The idea is to demonstrate the underlying theme in my PhD thesis: Given programmatic access to the source code's AST, and particularily if you also have the benefit of a type system, you can easily implement all manner of small, but highly practical tools.
Given projections from language-specific ASTs to family-specific ASTs, or language-independent ASTs, you can write many family-specific or language-independent tools in an easy manner.
A good example of a largely language-independent tool is a documentation system, as we have shown with SDS (however, since out object languages didn't provide an API to their compilers, we had to implement parsers ourselves, all of sudden, and completely needlessly, making it into a langugage-specific tool).
Anyway, back to the Traverser. You can move around the resources tree pretty much as you would expect, with cd and inspect with ls. I also have a dump command that (almost) dumps a given Java Compilation Unit (a .java file) to an ATerm, so we can do program transformation using Stratego externally.
I want to reload the transformed tree back into Eclipse, thus allowing one to write small refactorings in Stratego, and apply them interactively inside Eclipse.
It turns out, however, that dumping the tree to ATerms requires a bit more than today's hacking. There are many small gotchas that still have to be ironed out. While I now pick out comments and place them on their CompilationUnit (as subterm annotation), I want to place them at their correct terms in the tree as annotations instead.
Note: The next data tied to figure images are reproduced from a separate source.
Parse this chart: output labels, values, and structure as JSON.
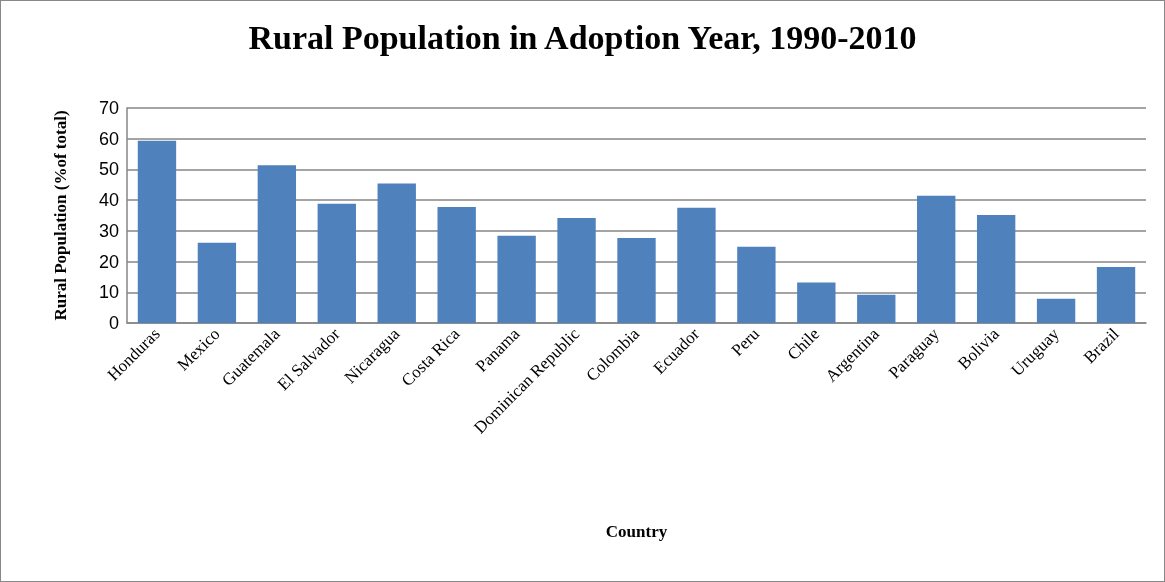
{
  "chart_data": {
    "type": "bar",
    "title": "Rural Population in Adoption Year, 1990-2010",
    "xlabel": "Country",
    "ylabel": "Rural Population (%of total)",
    "categories": [
      "Honduras",
      "Mexico",
      "Guatemala",
      "El Salvador",
      "Nicaragua",
      "Costa Rica",
      "Panama",
      "Dominican Republic",
      "Colombia",
      "Ecuador",
      "Peru",
      "Chile",
      "Argentina",
      "Paraguay",
      "Bolivia",
      "Uruguay",
      "Brazil"
    ],
    "values": [
      59.3,
      26.1,
      51.4,
      38.8,
      45.4,
      37.8,
      28.4,
      34.2,
      27.7,
      37.5,
      24.8,
      13.2,
      9.2,
      41.4,
      35.2,
      7.9,
      18.2
    ],
    "color": "#4f81bd",
    "ylim": [
      0,
      70
    ],
    "yticks": [
      0,
      10,
      20,
      30,
      40,
      50,
      60,
      70
    ],
    "grid": true
  }
}
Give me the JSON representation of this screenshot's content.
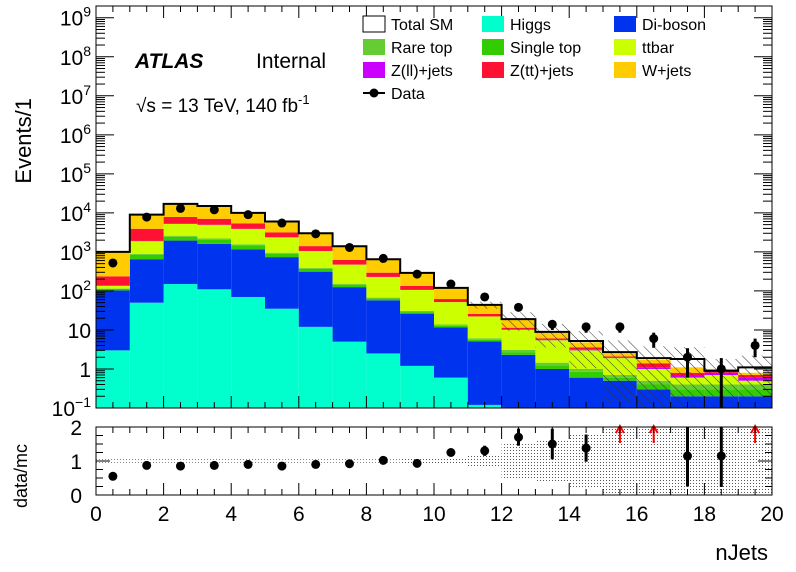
{
  "chart_data": [
    {
      "type": "stacked-histogram",
      "y_scale": "log",
      "ylabel": "Events/1",
      "ylim": [
        0.1,
        2000000000
      ],
      "xlim": [
        0,
        20
      ],
      "bin_edges": [
        0,
        1,
        2,
        3,
        4,
        5,
        6,
        7,
        8,
        9,
        10,
        11,
        12,
        13,
        14,
        15,
        16,
        17,
        18,
        19,
        20
      ],
      "annotations": {
        "experiment": "ATLAS",
        "status": "Internal",
        "energy_prefix": "√s = 13 TeV, 140 fb",
        "energy_sup": "-1"
      },
      "yticks": [
        {
          "value": 0.1,
          "base": "10",
          "exp": "−1"
        },
        {
          "value": 1,
          "base": "1",
          "exp": ""
        },
        {
          "value": 10,
          "base": "10",
          "exp": ""
        },
        {
          "value": 100,
          "base": "10",
          "exp": "2"
        },
        {
          "value": 1000,
          "base": "10",
          "exp": "3"
        },
        {
          "value": 10000,
          "base": "10",
          "exp": "4"
        },
        {
          "value": 100000,
          "base": "10",
          "exp": "5"
        },
        {
          "value": 1000000,
          "base": "10",
          "exp": "6"
        },
        {
          "value": 10000000,
          "base": "10",
          "exp": "7"
        },
        {
          "value": 100000000,
          "base": "10",
          "exp": "8"
        },
        {
          "value": 1000000000,
          "base": "10",
          "exp": "9"
        }
      ],
      "series": [
        {
          "name": "Higgs",
          "color": "#00ffcc",
          "values": [
            3,
            50,
            150,
            110,
            70,
            35,
            12,
            5,
            2.5,
            1.2,
            0.6,
            0.12,
            0.1,
            0.1,
            0.1,
            0.1,
            0.1,
            0.1,
            0.1,
            0.1
          ]
        },
        {
          "name": "Di-boson",
          "color": "#0033ee",
          "values": [
            100,
            600,
            1800,
            1500,
            1100,
            700,
            300,
            120,
            55,
            25,
            11,
            5,
            2.2,
            0.9,
            0.5,
            0.4,
            0.2,
            0.1,
            0.1,
            0.1
          ]
        },
        {
          "name": "Single top",
          "color": "#33cc00",
          "values": [
            10,
            200,
            500,
            450,
            300,
            160,
            55,
            18,
            6,
            2.5,
            1.2,
            0.5,
            0.4,
            0.25,
            0.25,
            0.1,
            0.1,
            0.1,
            0.1,
            0.1
          ]
        },
        {
          "name": "Rare top",
          "color": "#66cc33",
          "values": [
            2,
            40,
            150,
            150,
            100,
            60,
            25,
            10,
            4,
            2,
            1,
            0.5,
            0.4,
            0.2,
            0.15,
            0.1,
            0.1,
            0.1,
            0.1,
            0.1
          ]
        },
        {
          "name": "ttbar",
          "color": "#ccff00",
          "values": [
            20,
            1000,
            2600,
            2700,
            2300,
            1400,
            660,
            320,
            160,
            75,
            38,
            16,
            7,
            4,
            2,
            1.2,
            0.5,
            0.2,
            0.3,
            0.1
          ]
        },
        {
          "name": "Z(ll)+jets",
          "color": "#cc00ff",
          "values": [
            1,
            20,
            50,
            45,
            30,
            15,
            5,
            2,
            1,
            0.5,
            0.2,
            0.1,
            0.1,
            0.1,
            0.1,
            0.1,
            0.1,
            0.1,
            0.1,
            0.1
          ]
        },
        {
          "name": "Z(tt)+jets",
          "color": "#ff1133",
          "values": [
            100,
            2000,
            2600,
            2100,
            1500,
            800,
            350,
            150,
            65,
            28,
            10,
            3.5,
            1.2,
            0.5,
            0.5,
            0.1,
            0.3,
            0.1,
            0.1,
            0.1
          ]
        },
        {
          "name": "W+jets",
          "color": "#ffcc00",
          "values": [
            800,
            5000,
            9000,
            8000,
            4500,
            2800,
            1600,
            800,
            360,
            160,
            60,
            20,
            7,
            2.5,
            1.2,
            0.4,
            0.3,
            0.3,
            0.1,
            0.1
          ]
        }
      ],
      "total_sm": {
        "name": "Total SM",
        "values": [
          1000,
          9000,
          17000,
          15000,
          10000,
          6000,
          3000,
          1400,
          650,
          290,
          120,
          44,
          19,
          8.9,
          5.2,
          2.7,
          1.9,
          1.8,
          0.9,
          1.1
        ]
      },
      "data_series": {
        "name": "Data",
        "values": [
          520,
          7800,
          13000,
          12000,
          9000,
          5500,
          2900,
          1300,
          680,
          270,
          150,
          70,
          38,
          14,
          12,
          12,
          6,
          2,
          1,
          4
        ],
        "yerr_low": [
          25,
          90,
          115,
          110,
          95,
          75,
          55,
          36,
          26,
          16,
          12,
          8,
          6,
          4,
          3.5,
          3.5,
          2.5,
          1.4,
          0.9,
          2
        ],
        "yerr_high": [
          25,
          90,
          115,
          110,
          95,
          75,
          55,
          36,
          26,
          16,
          12,
          8,
          6,
          4,
          3.5,
          3.5,
          2.5,
          1.4,
          0.9,
          2
        ]
      },
      "legend_placement": "top-right",
      "legend_columns": [
        [
          "Total SM",
          "Rare top",
          "Z(ll)+jets",
          "Data"
        ],
        [
          "Higgs",
          "Single top",
          "Z(tt)+jets"
        ],
        [
          "Di-boson",
          "ttbar",
          "W+jets"
        ]
      ]
    },
    {
      "type": "ratio",
      "ylabel": "data/mc",
      "xlabel": "nJets",
      "ylim": [
        0,
        2
      ],
      "xlim": [
        0,
        20
      ],
      "yticks": [
        0,
        1,
        2
      ],
      "xticks": [
        0,
        2,
        4,
        6,
        8,
        10,
        12,
        14,
        16,
        18,
        20
      ],
      "x": [
        0.5,
        1.5,
        2.5,
        3.5,
        4.5,
        5.5,
        6.5,
        7.5,
        8.5,
        9.5,
        10.5,
        11.5,
        12.5,
        13.5,
        14.5,
        15.5,
        16.5,
        17.5,
        18.5,
        19.5
      ],
      "values": [
        0.55,
        0.87,
        0.85,
        0.87,
        0.9,
        0.85,
        0.9,
        0.92,
        1.02,
        0.93,
        1.25,
        1.3,
        1.7,
        1.5,
        1.38,
        null,
        null,
        1.15,
        1.15,
        null
      ],
      "yerr": [
        0.03,
        0.02,
        0.02,
        0.02,
        0.02,
        0.02,
        0.02,
        0.03,
        0.04,
        0.06,
        0.1,
        0.15,
        0.25,
        0.45,
        0.4,
        null,
        null,
        0.9,
        1.2,
        null
      ],
      "mc_uncertainty": [
        0.05,
        0.05,
        0.05,
        0.05,
        0.05,
        0.05,
        0.05,
        0.05,
        0.05,
        0.06,
        0.1,
        0.2,
        0.5,
        0.6,
        0.8,
        1.0,
        1.0,
        1.0,
        1.0,
        1.0
      ],
      "offscale_arrows_x": [
        15.5,
        16.5,
        19.5
      ],
      "arrow_color": "#ff0000"
    }
  ]
}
Tomorrow, I hope to get well into navigating around inside the Java resources as well, being able to do cd Foo/main to get into class Foo's main method. With some tab-completion, I think we should be reasonably able to handle overloaded methods, too: cd System.out.println:String.
JVM backend for Stratego?
Talked to Martin about the possibility of a JVM backend for Stratego. He told me he had considered it, but that it wasn't top priority.
The main problem, Martin pointed out, is that vital parts of the Stratego library has been rewritten in the later years from an abstract level of readfile to fopen, thus tieing it tightly to C/POSIX.
Both Rob and me pointed out that we could add namespaces to the library, thus clearly marking out Unix-specific parts and Java-specific parts. Namespaces is something I have wanted to work on anyway.
However, upon later reflection I don't think it is all that desirable to keep the all the legacy code after all. We will undoubtedly write a lot of stuff afresh, for specific purposes related directly to the Java platform.
In fact, if Stratego on JVM is to make any sense, Stratego code must be able to call Java libraries, in which case, the Unix-specific bits of the Stratego library is automaticaly supplanted by the much richer Java library.
Again, with proper namespacing, it will also be obvious for developers when they are relying on Unix-specific or Java-specific library calls.